Segunda-feira, 30 de Janeiro de 2012
Mais um euro, mais uma Cimeira...

 

Hoje levanto-me, vou beber um café e ler as "parangonas" dos jornais. Parece que a Alemanha declarou guerra à Grécia à porta de uma cimeira europeia, Belém fez o mesmo a São Bento, os investidores acham que Portugal está a caminho da "reestruturação da dívida" - nome pomposo para falência - fazendo com que largar dívida pública portuguesa no mercado secundário se torne no "preto desta temporada" - leia-se, a cor que dá com tudo -  e, segundo consta, o F.C.Porto perdeu...

 

Decorre hoje uma cimeira europeia.
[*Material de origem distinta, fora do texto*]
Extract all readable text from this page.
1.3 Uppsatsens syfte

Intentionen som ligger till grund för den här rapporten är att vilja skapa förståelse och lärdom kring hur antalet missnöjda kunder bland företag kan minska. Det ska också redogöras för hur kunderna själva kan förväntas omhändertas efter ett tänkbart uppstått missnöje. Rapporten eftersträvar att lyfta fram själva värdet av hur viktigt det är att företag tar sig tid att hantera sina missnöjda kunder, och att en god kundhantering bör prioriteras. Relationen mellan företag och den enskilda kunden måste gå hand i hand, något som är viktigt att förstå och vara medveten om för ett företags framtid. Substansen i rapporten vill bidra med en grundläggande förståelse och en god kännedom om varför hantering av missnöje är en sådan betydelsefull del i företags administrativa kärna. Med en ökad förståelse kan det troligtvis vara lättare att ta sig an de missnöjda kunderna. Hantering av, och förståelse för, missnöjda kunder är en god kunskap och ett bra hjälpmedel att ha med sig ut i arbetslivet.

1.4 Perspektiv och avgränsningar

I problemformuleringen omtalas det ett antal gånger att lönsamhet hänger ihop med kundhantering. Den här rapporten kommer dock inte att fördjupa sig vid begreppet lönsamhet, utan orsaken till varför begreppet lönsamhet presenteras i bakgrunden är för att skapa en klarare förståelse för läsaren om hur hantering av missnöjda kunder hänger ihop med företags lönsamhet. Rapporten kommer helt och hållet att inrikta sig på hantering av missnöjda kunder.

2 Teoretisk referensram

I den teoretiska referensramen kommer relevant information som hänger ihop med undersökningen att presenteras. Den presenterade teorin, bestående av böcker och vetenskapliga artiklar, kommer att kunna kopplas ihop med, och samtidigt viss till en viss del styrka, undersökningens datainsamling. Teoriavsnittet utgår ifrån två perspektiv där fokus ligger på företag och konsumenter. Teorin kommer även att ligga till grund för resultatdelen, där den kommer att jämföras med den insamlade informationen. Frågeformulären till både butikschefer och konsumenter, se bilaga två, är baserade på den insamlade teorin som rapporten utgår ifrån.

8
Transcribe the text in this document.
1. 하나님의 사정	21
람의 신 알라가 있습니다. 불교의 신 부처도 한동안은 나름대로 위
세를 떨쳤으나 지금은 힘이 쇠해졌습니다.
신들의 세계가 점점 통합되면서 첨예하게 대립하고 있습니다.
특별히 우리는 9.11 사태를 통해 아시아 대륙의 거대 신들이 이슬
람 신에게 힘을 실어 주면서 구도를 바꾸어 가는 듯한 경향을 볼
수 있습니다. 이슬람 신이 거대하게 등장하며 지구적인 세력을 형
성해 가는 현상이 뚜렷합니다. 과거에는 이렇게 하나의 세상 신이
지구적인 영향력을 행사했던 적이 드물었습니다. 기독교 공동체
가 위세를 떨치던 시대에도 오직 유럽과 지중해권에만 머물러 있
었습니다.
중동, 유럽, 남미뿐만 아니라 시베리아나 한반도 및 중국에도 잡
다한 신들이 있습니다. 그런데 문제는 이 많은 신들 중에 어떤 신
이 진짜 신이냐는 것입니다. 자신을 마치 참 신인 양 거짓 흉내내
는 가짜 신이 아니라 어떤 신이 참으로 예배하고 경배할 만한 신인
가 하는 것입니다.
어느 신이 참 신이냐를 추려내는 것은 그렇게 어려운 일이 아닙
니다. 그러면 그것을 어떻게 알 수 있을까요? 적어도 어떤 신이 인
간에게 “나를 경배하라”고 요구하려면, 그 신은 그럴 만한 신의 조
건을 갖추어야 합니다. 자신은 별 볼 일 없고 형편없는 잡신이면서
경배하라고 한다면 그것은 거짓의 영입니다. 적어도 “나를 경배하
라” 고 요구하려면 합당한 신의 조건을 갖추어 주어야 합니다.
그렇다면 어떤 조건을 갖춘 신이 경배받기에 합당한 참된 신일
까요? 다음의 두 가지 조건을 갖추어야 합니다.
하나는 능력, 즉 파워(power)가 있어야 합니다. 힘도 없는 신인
A Alemanha entrou a "pés juntos" com uma proposta de "retirada de soberania fiscal" a países que levem segundo pacote de ajudas financeiras - estou a olhar para Atenas, com o canto do olho em Lisboa. Antes que os suspeitos do costume gritem "Vem ai o 4º Reich" - deixo isso para os jornalistas que fazem headlines com "Berlim planeia ocupar Atenas", limito-me a comentar o óbvio: O eleitorado alemão sente que está a largar dinheiro para um buraco negro, não quer dar mais um centimo. A "Chancelarina" está em ciclo eleitoral, logo decidiu usar a tática mais antiga do livro, nomeadamente, exigir concessões que ninguém pode fazer, de modo a poder dizer "não nos podem acusar de não tentarmos... 'eles' é que não quiseram". Brinkmanship no seu melhor e decerto que terá resposta há altura dos parceiros negociais.

 

E a discussão vai ficar a circular entre estas propostas, eurobonds, unidade fiscal, e no final sairá um documento cheio de boas intenções. E o povo é sábio, na sua opinião das boas intenções. E assim iremos, de Cimeira em Cimeira, enquanto as economias da UE se ajustam, tal como o Japão, de 1990 a 2001.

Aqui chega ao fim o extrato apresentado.